«Traigan a todo el que me reconoce como su Dios, porque yo los he creado para mi gloria. Fui yo quien los formé». Isaías 43:7, NTV
NUESTRA VIDA ES DEL SEÑOR y está revestida de una responsabilidad que no comprendemos plenamente. Las hebras del yo están entretejidas en la trama, y esto ha deshonrado a Dios.
Nehemías, después de haber ganado tanta influencia sobre el monarca en cuya corte vivía y sobre su pueblo en Jerusalén, en vez de alabar sus propios excelentes rasgos de carácter, su notable aptitud y energía, presentó el asunto tal como era. Declaró que su éxito se debía a la bondadosa mano de Dios que estaba sobre él. Acariciaba la verdad de que Dios era su salvaguardia en cada puesto de influencia.
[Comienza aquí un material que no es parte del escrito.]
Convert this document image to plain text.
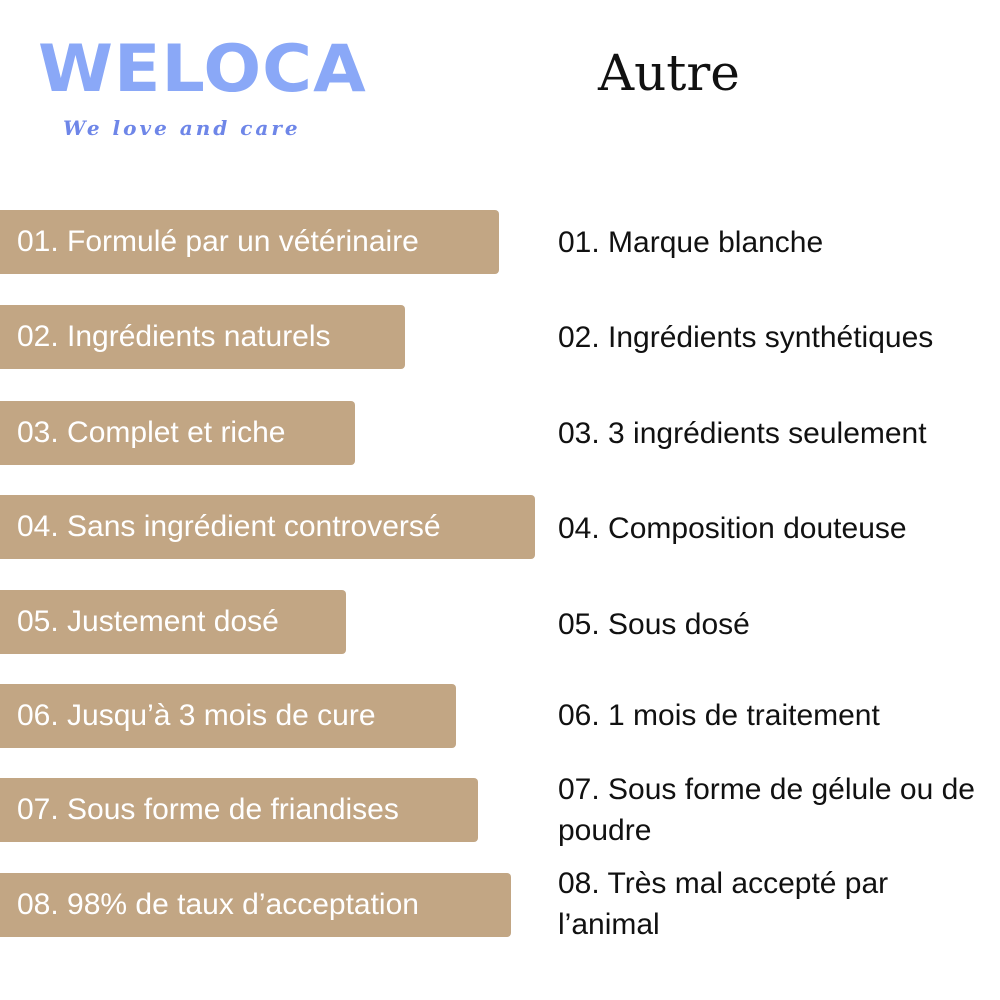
WELOCA
We love and care
Autre
01. Formulé par un vétérinaire
02. Ingrédients naturels
03. Complet et riche
04. Sans ingrédient controversé
05. Justement dosé
06. Jusqu’à 3 mois de cure
07. Sous forme de friandises
08. 98% de taux d’acceptation
01. Marque blanche
02. Ingrédients synthétiques
03. 3 ingrédients seulement
04. Composition douteuse
05. Sous dosé
06. 1 mois de traitement
07. Sous forme de gélule ou de poudre
08. Très mal accepté par l’animal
Alababa el poder habilitante de Dios en cada rasgo de carácter por el cual había obtenido favor. […]
Necesitamos comprender plenamente que toda influencia es un valioso talento que ha de usarse para Dios. […] Debemos apreciar todas las capacidades que tenemos, porque es capital que hemos recibido prestado y que debemos mejorar para la gloria de Dios. […] En los seres humanos, existe la tentación constante de considerar que cualquier influencia que hayan ganado es el resultado de algo valioso que hay en ellos mismos. El Señor no puede actuar con los tales, ya que él no le dará a cualquier ser humano la gloria que pertenece a su nombre. […] Él convierte en su representante al siervo fiel y humilde: el que no se ensoberbecerá, ni pensará de sí más elevadamente de lo que deba pensar. La vida de tal siervo será dedicada a Dios como un sacrificio vivo, y esa vida será aceptada, usada y sostenida. Dios anhela hacer sabios a los seres humanos con su propia sabiduría divina, para que esa sabiduría pueda ser ejercida para provecho de Dios. Él se manifiesta a sí mismo mediante el consagrado y humilde obrero. […]
Debemos emplear cada facultad que nos ha sido confiada como un sagrado tesoro que ha de usarse para impartir a otros el conocimiento y la gracia recibidos. Así responderemos al propósito para el cual Dios nos las dio. El Señor requiere que sumerjamos el yo en Jesucristo y que dejemos que toda la gloria sea para Dios.— Carta 83, 1898.